Y  no se equivocó. Pasados dos interminables días, en los que había dejado a su mente vagar sin rumbo fijo recordando las experiencias de sus últimas horas, se presentó en la clínica a recoger los resultados de sus pruebas médicas. Y su madre estaba allí, esperando “¿Por qué no has pasado por casa? “ preguntó Miguel al tiempo que besaba a su madre. “Acabamos de llegar directamente del pueblo, tu padre está aparcando el coche. Cada día está peor este barrio y es más difícil encontrar un hueco”

“¿Le esperamos?” Dijo Miguel

“No hace falta, seguro que se pasará por el bar. Luego nos vendrá a buscar. Sabes que no le gustan los hospitales. No entra salvo que sea imprescindible”

Tuvieron que esperar algo más de media hora en la sala de espera, hasta que una joven auxiliar, que rondaba los 20 años pronunció su nombre. Miguel y su madre se levantaron y siguieron a la joven hasta un despacho al fondo del pasillo. No pudo evitar dirigir su mirada hacia el final de su espalda, desde luego tenía un bonito culo y además lo movía con gracia. Algunas ideas revolotearon por su cabeza, habían sido ya varias semanas sin sexo y las ganas volvían a aparecer. En esas estaba cuando llegaron a la consulta y ella se quedó en la entrada flanqueándoles el paso a los dos

“¿Qué tal estamos?” Dijo el doctor levantándose de la silla y saludando primero a la madre y después a Miguel.

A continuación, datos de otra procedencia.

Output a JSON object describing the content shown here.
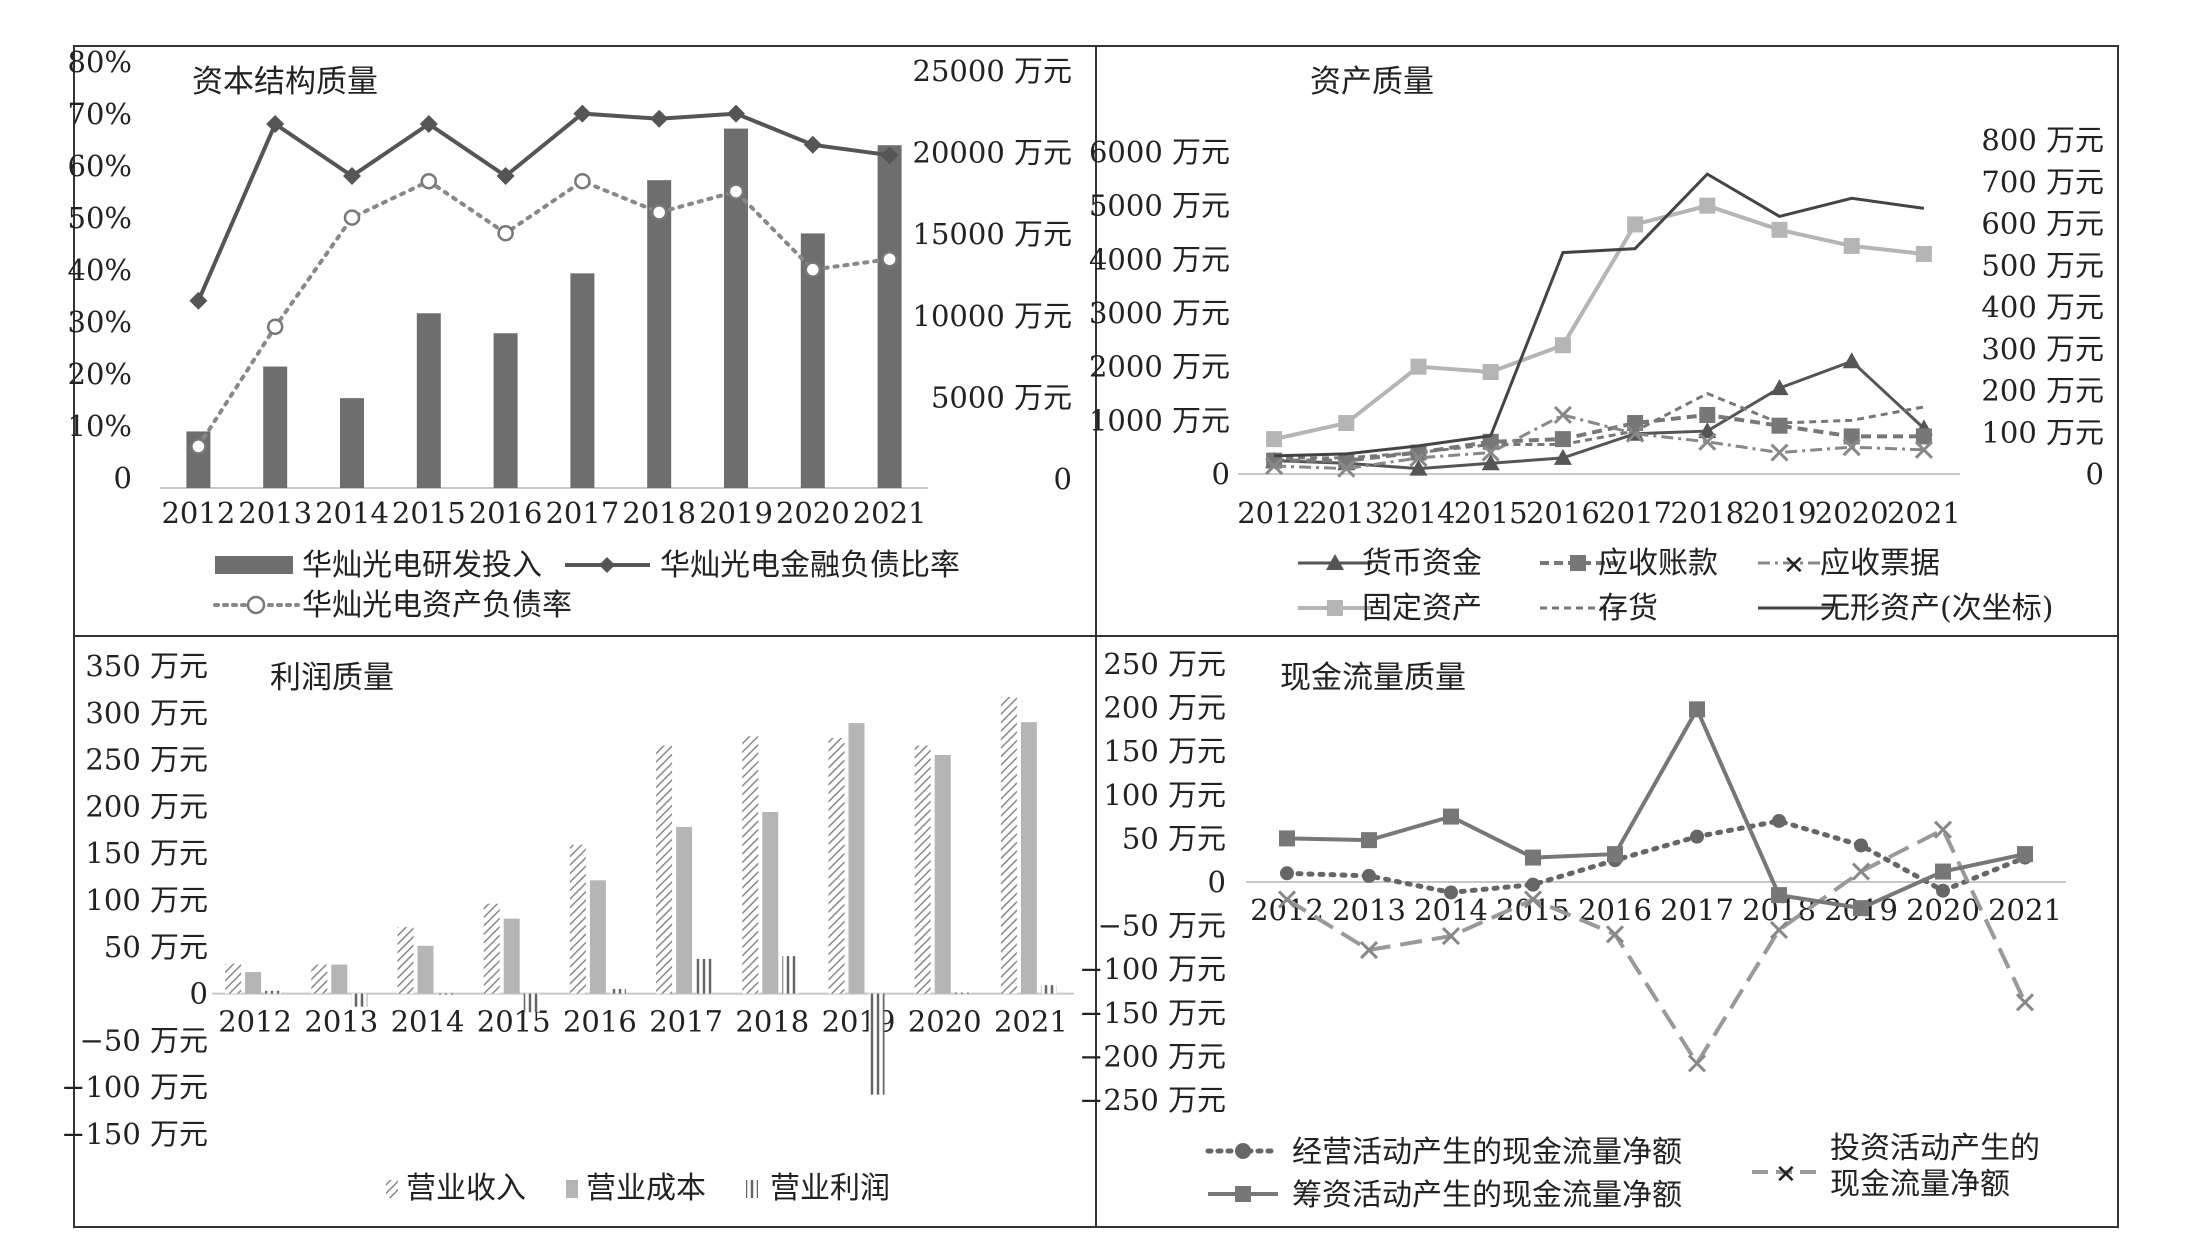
{
  "colors": {
    "dark": "#555555",
    "mid": "#777777",
    "light": "#b5b5b5",
    "dashed": "#8a8a8a",
    "axis": "#c8c8c8",
    "frame": "#333333"
  },
  "chart_data": [
    {
      "type": "bar",
      "title": "资本结构质量",
      "categories": [
        "2012",
        "2013",
        "2014",
        "2015",
        "2016",
        "2017",
        "2018",
        "2019",
        "2020",
        "2021"
      ],
      "y_ticks": [
        "80%",
        "70%",
        "60%",
        "50%",
        "40%",
        "30%",
        "20%",
        "10%",
        "0"
      ],
      "y2_ticks": [
        "25000 万元",
        "20000 万元",
        "15000 万元",
        "10000 万元",
        "5000 万元",
        "0"
      ],
      "ylim": [
        0,
        0.8
      ],
      "y2lim": [
        0,
        25000
      ],
      "series": [
        {
          "name": "华灿光电研发投入",
          "kind": "bar",
          "axis": "right",
          "values": [
            3400,
            7300,
            5400,
            10500,
            9300,
            12900,
            18500,
            21600,
            15300,
            20600
          ]
        },
        {
          "name": "华灿光电金融负债比率",
          "kind": "line",
          "marker": "diamond",
          "axis": "left",
          "values": [
            0.36,
            0.7,
            0.6,
            0.7,
            0.6,
            0.72,
            0.71,
            0.72,
            0.66,
            0.64
          ]
        },
        {
          "name": "华灿光电资产负债率",
          "kind": "line",
          "style": "dotted",
          "marker": "circle",
          "axis": "left",
          "values": [
            0.08,
            0.31,
            0.52,
            0.59,
            0.49,
            0.59,
            0.53,
            0.57,
            0.42,
            0.44
          ]
        }
      ]
    },
    {
      "type": "line",
      "title": "资产质量",
      "categories": [
        "2012",
        "2013",
        "2014",
        "2015",
        "2016",
        "2017",
        "2018",
        "2019",
        "2020",
        "2021"
      ],
      "y_ticks": [
        "6000 万元",
        "5000 万元",
        "4000 万元",
        "3000 万元",
        "2000 万元",
        "1000 万元",
        "0"
      ],
      "y2_ticks": [
        "800 万元",
        "700 万元",
        "600 万元",
        "500 万元",
        "400 万元",
        "300 万元",
        "200 万元",
        "100 万元",
        "0"
      ],
      "ylim": [
        0,
        6000
      ],
      "y2lim": [
        0,
        800
      ],
      "series": [
        {
          "name": "货币资金",
          "marker": "triangle",
          "axis": "left",
          "values": [
            250,
            200,
            100,
            200,
            300,
            750,
            800,
            1600,
            2100,
            850
          ]
        },
        {
          "name": "应收账款",
          "marker": "square",
          "style": "dashed",
          "axis": "left",
          "values": [
            250,
            250,
            400,
            600,
            650,
            950,
            1100,
            900,
            700,
            700
          ]
        },
        {
          "name": "应收票据",
          "marker": "x",
          "style": "dashdot",
          "axis": "left",
          "values": [
            150,
            100,
            300,
            400,
            1100,
            750,
            600,
            400,
            500,
            450
          ]
        },
        {
          "name": "固定资产",
          "marker": "square",
          "axis": "left",
          "values": [
            650,
            950,
            2000,
            1900,
            2400,
            4650,
            5000,
            4550,
            4250,
            4100
          ]
        },
        {
          "name": "存货",
          "style": "dashed",
          "axis": "left",
          "values": [
            300,
            300,
            400,
            550,
            550,
            800,
            1500,
            950,
            1000,
            1250
          ]
        },
        {
          "name": "无形资产(次坐标)",
          "axis": "right",
          "values": [
            45,
            50,
            70,
            95,
            550,
            560,
            745,
            640,
            685,
            660
          ]
        }
      ]
    },
    {
      "type": "bar",
      "title": "利润质量",
      "categories": [
        "2012",
        "2013",
        "2014",
        "2015",
        "2016",
        "2017",
        "2018",
        "2019",
        "2020",
        "2021"
      ],
      "y_ticks": [
        "350 万元",
        "300 万元",
        "250 万元",
        "200 万元",
        "150 万元",
        "100 万元",
        "50 万元",
        "0",
        "−50 万元",
        "−100 万元",
        "−150 万元"
      ],
      "ylim": [
        -150,
        350
      ],
      "series": [
        {
          "name": "营业收入",
          "pattern": "hatch",
          "values": [
            32,
            31,
            71,
            96,
            159,
            265,
            275,
            273,
            265,
            317
          ]
        },
        {
          "name": "营业成本",
          "pattern": "solid",
          "values": [
            23,
            31,
            51,
            80,
            121,
            178,
            194,
            289,
            255,
            290
          ]
        },
        {
          "name": "营业利润",
          "pattern": "vertical",
          "values": [
            3,
            -14,
            0,
            -20,
            5,
            37,
            40,
            -108,
            1,
            9
          ]
        }
      ]
    },
    {
      "type": "line",
      "title": "现金流量质量",
      "categories": [
        "2012",
        "2013",
        "2014",
        "2015",
        "2016",
        "2017",
        "2018",
        "2019",
        "2020",
        "2021"
      ],
      "y_ticks": [
        "250 万元",
        "200 万元",
        "150 万元",
        "100 万元",
        "50 万元",
        "0",
        "−50 万元",
        "−100 万元",
        "−150 万元",
        "−200 万元",
        "−250 万元"
      ],
      "ylim": [
        -250,
        250
      ],
      "series": [
        {
          "name": "经营活动产生的现金流量净额",
          "marker": "circle",
          "style": "dotted",
          "values": [
            10,
            7,
            -12,
            -3,
            25,
            52,
            70,
            42,
            -10,
            28
          ]
        },
        {
          "name": "投资活动产生的现金流量净额",
          "marker": "x",
          "style": "dashed",
          "values": [
            -20,
            -78,
            -62,
            -20,
            -60,
            -208,
            -55,
            12,
            60,
            -138
          ]
        },
        {
          "name": "筹资活动产生的现金流量净额",
          "marker": "square",
          "values": [
            50,
            48,
            75,
            28,
            32,
            198,
            -15,
            -30,
            12,
            32
          ]
        }
      ]
    }
  ]
}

“Muy bien, gracias”, respondiendo al saludo

“Veo que vienes muy bien acompañado”, dijo con una sonrisa mientras se sentaba en la silla detrás de la mesa de la consulta y rebuscaba en un informe que tenía colocado a la izquierda dentro de una carpeta marrón. Trascurrieron unos segundos de movimiento de papeles y de lectura de algunos párrafos. Miguel y su madre se miraron inquietos un par de veces, esperando la sentencia. Instantes que se hicieron eternos y no exentos de cierta tensión

No hay nada de lo que preocuparse. Ha sido un toque de atención. Tu cuerpo se ha quejado de la manera que sabe hacerlo. Las pruebas no dan nada negativo, salvo restos de consumo de drogas y alcohol” El doctor hizo una pausa y miró directamente a Miguel. Un par de segundos de espera, pero enseguida continuó: “ Gracias a que haces deporte tu organismo ha superado este bache, pero no debes relajarte. “Tienes que mantener hábitos de vida más saludables, especialmente en lo que tú ya sabes” Fue una sentencia breve, rotunda, pero al menos positiva. A medida que fue escuchando Miguel exhaló un suspiro de relajación, soltando tensión acumulada

“Gracias doctor. La verdad es que estaba un poco preocupado, pero me deja más tranquilo”

La madre no dijo nada con palabras, aparte de dar las gracias al médico. Miró a Miguel con un gesto que lo decía todo.

“Vuelve dentro de 12 meses para ver la evolución y cuídate”. Así terminó el doctor la breve charla, que al menos no vino acompañada de malas noticias.

Ambos se levantaron y después de un saludo protocolario salieron de la consulta. Justo en la puerta se cruzaron de nuevo con la joven auxiliar que le dedicó una amplia sonrisa a Miguel, no exenta de una invitación. Él saludó y rápidamente desvió la mirada. No era el mejor momento para buscarse un nuevo lío, sobre todo sabiendo que la bronca de su madre iba a ser dura

“No te voy a decir nada, ya lo sabes. Mejor no  diré nada a tu padre, no quiero que se lleve un disgusto. Me lo quedo entero para mi solita, voy a tener que vigilarte más de cerca”, fue su conclusión

Miguel no dijo nada. No había nada que decir. Asumir y aceptar la reprimenda de su madre y del doctor. Salieron del hospital y se dirigieron a una cafetería cercana. Su padre acababa de llamar. Lo dejaría todo de manera radical, aunque la imagen de la auxiliar volvió a su mente y esbozó una ligera sonrisa, a la que por cierto su madre respondió con un gesto típico girando la cabeza.